3 – Em meio a uma produção tão rica de livros infantis e juvenis, quais são - na sua ótica de professor - os melhores critérios para a seleção e adoção de livros nas escolas? Em que ordem de prioridade você os colocaria?

Sérsi - A seleção e adoção de livros nas escolas deve ser realizada com muito carinho. É o perfil do leitor que deve orientar os professores nessa tarefa. Embora os meios tecnológicos venham globalizando o acesso à informação, analisar a realidade geográfica, econômica, social e cultural da região onde se localiza a escola é o caminho mais apropriado para se correr menos riscos. Os leitores de uma escola rural, por exemplo, terão interesses diferentes daqueles que residem nos grandes centros urbanos. Jovens que vivem próximo ao litoral apresentam características diversas daqueles que habitam regiões mais centrais do país. Embora lamentando, não há como negar o fato de que crianças de famílias mais ricas já cresçam com uma visão de mundo privilegiada, em comparação com aquelas oriundas de lares menos favorecidos. Outro fator a ser levando em conta é o sexo. Meninos e meninas até uma certa fase do desenvolvimento têm focos de interesses opostos. Enfim, creio que o melhor critério seja aquele norteado pela sensibilidade dos professores. Imagino como seria bom se tivéssemos nas escolas a presença de um mediador de literatura, um educador especialista no assunto, com amplo repertório, que se dispusesse a conhecer os alunos mais individualmente e indicasse leituras personalizadas.

4 – Agora fale sobre você e nos conte: 
Em que momento na vida do acadêmico nasceu o escritor de literatura? Foi o inverso? Eles já moravam juntos desde sempre e você nem sabia? Ou sabia?

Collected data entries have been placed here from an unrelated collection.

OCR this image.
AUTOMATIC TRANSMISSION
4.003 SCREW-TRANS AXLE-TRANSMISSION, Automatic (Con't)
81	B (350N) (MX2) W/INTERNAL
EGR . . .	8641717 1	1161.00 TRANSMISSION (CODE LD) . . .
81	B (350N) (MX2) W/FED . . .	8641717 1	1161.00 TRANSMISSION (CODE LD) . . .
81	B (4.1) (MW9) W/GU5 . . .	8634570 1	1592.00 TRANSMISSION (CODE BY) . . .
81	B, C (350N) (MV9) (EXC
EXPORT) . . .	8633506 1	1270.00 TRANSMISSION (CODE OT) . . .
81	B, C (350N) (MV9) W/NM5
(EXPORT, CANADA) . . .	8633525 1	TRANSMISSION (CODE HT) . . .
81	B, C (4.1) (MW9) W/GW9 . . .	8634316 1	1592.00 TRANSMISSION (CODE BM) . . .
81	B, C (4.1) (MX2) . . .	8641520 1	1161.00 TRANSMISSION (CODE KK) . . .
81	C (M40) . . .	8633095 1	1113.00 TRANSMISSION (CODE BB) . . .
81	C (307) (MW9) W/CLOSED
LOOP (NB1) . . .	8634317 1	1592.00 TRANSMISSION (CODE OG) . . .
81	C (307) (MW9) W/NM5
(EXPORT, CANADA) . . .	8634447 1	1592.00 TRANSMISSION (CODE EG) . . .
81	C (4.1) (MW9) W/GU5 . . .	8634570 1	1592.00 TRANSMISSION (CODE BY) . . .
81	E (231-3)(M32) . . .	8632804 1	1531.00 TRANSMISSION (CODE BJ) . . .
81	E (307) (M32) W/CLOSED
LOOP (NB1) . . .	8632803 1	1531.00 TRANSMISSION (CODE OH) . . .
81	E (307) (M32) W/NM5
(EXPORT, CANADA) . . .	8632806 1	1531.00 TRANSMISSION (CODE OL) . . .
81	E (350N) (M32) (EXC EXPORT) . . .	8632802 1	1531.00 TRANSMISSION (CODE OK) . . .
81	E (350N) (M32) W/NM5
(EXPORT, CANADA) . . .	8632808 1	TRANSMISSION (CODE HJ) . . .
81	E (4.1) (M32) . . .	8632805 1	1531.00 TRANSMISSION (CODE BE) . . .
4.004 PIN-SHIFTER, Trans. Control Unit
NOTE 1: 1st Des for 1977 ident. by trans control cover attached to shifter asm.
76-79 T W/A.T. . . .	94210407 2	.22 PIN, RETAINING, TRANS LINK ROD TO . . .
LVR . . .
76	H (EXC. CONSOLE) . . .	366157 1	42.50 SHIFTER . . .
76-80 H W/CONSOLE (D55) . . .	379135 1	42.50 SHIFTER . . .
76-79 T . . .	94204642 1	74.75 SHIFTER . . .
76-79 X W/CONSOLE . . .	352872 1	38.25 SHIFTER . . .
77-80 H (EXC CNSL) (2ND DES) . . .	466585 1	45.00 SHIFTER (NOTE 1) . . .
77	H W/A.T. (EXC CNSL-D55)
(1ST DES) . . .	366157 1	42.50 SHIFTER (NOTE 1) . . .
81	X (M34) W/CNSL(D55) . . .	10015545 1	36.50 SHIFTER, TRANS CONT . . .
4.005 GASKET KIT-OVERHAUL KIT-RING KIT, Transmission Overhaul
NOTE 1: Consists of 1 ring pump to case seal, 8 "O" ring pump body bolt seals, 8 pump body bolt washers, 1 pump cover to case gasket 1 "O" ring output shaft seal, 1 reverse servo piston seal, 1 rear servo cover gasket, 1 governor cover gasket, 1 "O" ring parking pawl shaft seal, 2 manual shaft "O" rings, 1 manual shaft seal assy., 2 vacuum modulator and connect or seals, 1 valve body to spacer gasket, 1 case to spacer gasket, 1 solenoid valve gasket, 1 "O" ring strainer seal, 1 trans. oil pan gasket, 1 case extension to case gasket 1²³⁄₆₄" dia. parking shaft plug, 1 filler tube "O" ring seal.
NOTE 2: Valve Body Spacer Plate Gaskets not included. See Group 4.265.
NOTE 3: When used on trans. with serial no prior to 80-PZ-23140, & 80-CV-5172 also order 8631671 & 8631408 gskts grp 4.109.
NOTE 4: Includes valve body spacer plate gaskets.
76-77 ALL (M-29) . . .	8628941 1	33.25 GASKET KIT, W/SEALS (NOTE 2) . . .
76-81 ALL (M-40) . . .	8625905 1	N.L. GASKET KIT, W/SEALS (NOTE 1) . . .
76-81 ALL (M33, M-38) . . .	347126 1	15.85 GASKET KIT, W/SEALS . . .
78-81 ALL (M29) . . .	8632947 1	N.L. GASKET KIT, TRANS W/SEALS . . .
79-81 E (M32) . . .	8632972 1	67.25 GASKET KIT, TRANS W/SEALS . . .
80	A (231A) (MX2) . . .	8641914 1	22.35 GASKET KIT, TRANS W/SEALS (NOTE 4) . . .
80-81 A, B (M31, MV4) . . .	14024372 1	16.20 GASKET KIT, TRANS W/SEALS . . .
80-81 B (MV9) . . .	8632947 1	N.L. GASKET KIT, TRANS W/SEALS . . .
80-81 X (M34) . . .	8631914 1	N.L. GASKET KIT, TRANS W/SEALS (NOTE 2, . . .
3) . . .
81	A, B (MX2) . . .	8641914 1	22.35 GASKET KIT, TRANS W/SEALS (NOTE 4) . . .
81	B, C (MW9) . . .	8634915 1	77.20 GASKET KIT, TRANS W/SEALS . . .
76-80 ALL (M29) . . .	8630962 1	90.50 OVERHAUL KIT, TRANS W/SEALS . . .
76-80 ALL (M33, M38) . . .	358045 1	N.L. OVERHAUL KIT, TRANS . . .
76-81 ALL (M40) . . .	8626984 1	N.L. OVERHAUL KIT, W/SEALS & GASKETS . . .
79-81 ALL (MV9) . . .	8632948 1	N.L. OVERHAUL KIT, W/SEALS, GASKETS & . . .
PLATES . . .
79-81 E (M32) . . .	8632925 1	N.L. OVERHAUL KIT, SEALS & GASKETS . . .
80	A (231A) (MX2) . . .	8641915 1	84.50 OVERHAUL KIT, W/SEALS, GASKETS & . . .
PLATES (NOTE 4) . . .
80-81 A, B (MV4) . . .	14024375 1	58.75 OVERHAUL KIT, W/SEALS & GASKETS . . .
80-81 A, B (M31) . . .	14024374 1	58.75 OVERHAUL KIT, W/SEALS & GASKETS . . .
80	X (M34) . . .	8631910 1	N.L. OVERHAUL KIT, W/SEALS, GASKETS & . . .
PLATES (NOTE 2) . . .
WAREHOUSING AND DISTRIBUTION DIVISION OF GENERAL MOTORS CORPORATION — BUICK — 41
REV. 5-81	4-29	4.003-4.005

Sérsi – O acadêmico e o escritor sempre conviveram e eu os reconheci desde cedo. Sou filho de pai professor e tenho irmã professora. Cresci em uma casa repleta de livros. Aprendi a ler e a escrever antes mesmo de ir à escola. Sempre me senti atraído pelo potencial expressivo da linguagem verbal, por aquilo que ela pode criar na imaginação das pessoas. Como fui um menino um pouco tímido e retraído, era mais fácil para mim dizer o que queria, o que pensava, por meio da escrita. Iniciei carreira profissional escrevendo textos institucionais, publicitários e jornalísticos. Mas, sempre houve um projeto de literatura em gestação. Muitos foram abortados, evidentemente, até que conjunturas internas e externas se conciliaram para que o primeiro texto fosse publicado. Daí por diante, resolvi compreender de maneira mais técnica e científica meu processo criativo. Nesse caminho, tornei-me professor de fato. É muito gratificante quando alunos e ex-alunos nos dão retorno positivo de nosso trabalho, quando crescem física, psíquica e intelectualmente diante de nossos olhos.


Respostas da Sonia

1. No Brasil, temos muita necessidade de despertar nas pessoas o gosto pela leitura. Além de escrever, você tem ministrado cursos para educadores, pais e alunos. Que tipo de dificuldade tem encontrado para que o hábito de leitura se torne cada vez mais difundido no País?

Assunto vasto e importante, Sérsi. Mas, tentando resumir e na minha modesta opinião, muitas vezes o que falta é encontrar a semente deste “gosto” que tanto se quer despertar. Não dá para generalizar e quase tudo nos surpreende, para o bem e para o mal. Às vezes, me deparo com uma falta de preparo desanimadora. Outras, com trabalhos simples que produzem resultados emocionantes. São ações pontuais e isoladas que nascem e morrem sem deixar rastros, a não ser para poucos privilegiados. Bons projetos devem ter continuidade. Uma biblioteca sem uso é apenas uma biblioteca. Precisamos da figura humana, empolgada, empolgante, amante dos livros. Pais e educadores interessados. Eles existem, mas são ainda poucos para atender nossas carências.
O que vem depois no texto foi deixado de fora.